Exploring Carbon Sequestration through Mineral Carbonation in Serpentinite Mud Volcanoes

Mineral carbonation is a sequence of natural processes that can be summarized as a net reaction of carbon dioxide (CO₂) with metal-bearing minerals, producing stable carbonates. The rapid increase in anthropogenic CO₂ emissions has created an imbalance in the carbon cycle which natural mineral carbonation is not able to offset by itself. The severity of the problem now requires the use of an array of carbon sequestration techniques, such as Carbon Dioxide Capture and Storage (CCS) and Carbon Dioxide Removal (CDR) in addition to drastically reduced greenhouse gas emissions. Mineral carbonation has been drawing attention as a potentially sustainable technology to reach carbon neutrality, by storing CO₂ as carbonate minerals that are stable over a long period of time. Thus, many recent studies have focused on characterizing the chemical reactions that occur during mineral carbonation and developing methods to improve its efficiency, however, mostly under laboratory conditions.

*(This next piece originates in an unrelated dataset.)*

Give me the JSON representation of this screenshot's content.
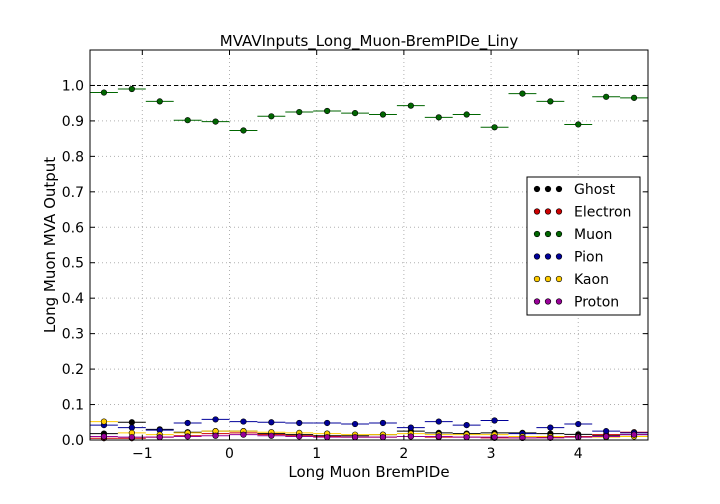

The Mariana forearc presents a unique opportunity to study these processes in a natural system, as mineral carbonation occurs as authigenic carbonate precipitates in the serpentinized muds from large mud volcanoes. We analysed samples collected from three serpentinite mud volcanoes – Yinazao, Asùt Tesoru and Fantangisña – during the IODP 366 expedition to characterize the C, O and Ca isotopic composition of these authigenic carbonates. They consist of rhombohedral calcite and aragonite needles and spherulites found predominantly in the core’s top meters. At Yinazao aragonite occurs in the mud volcano’s summit, showing a δ¹³C of ~0±0.9‰, δ^44/40Ca of ~0±0.5‰, and δ¹⁸O ~5±0.3‰, while calcite is found on the mud volcano’s flank, with higher values of δ¹³C and δ^44/40Ca (~2.9±0.08‰ and 1.4±0.06‰, respectively), and lighter δ¹⁸O (~1.7±0.43‰). As for Asùt Tesoru and Fantangisña we also found aragonite needles and spherulites on the mud volcanoes’ flank and summit, respectively, with similar δ¹³C, δ^44/40Ca and δ¹⁸O isotopic signatures compared to the ones from Yinazao.

These results emphasise the importance of these mud volcanoes as ideal models to study mineral carbonation reactions in a naturally occurring system. Importantly, they show that seawater is the major source of carbon for the authigenic carbonate precipitation. This precipitation is the result of the reaction between seawater with the highly alkaline fluids sourced by serpentinization reactions that ascend through the mud volcanoes.

This knowledge highlights the importance of mineral carbonation as a potentially effective approach for both CDR and CCS, as well as the need for further studies in natural systems. Additionally, it shows that understanding how mineral carbonation occurs naturally may be the key to overcoming many of the challenges we currently face when developing efficient carbon sequestration technologies.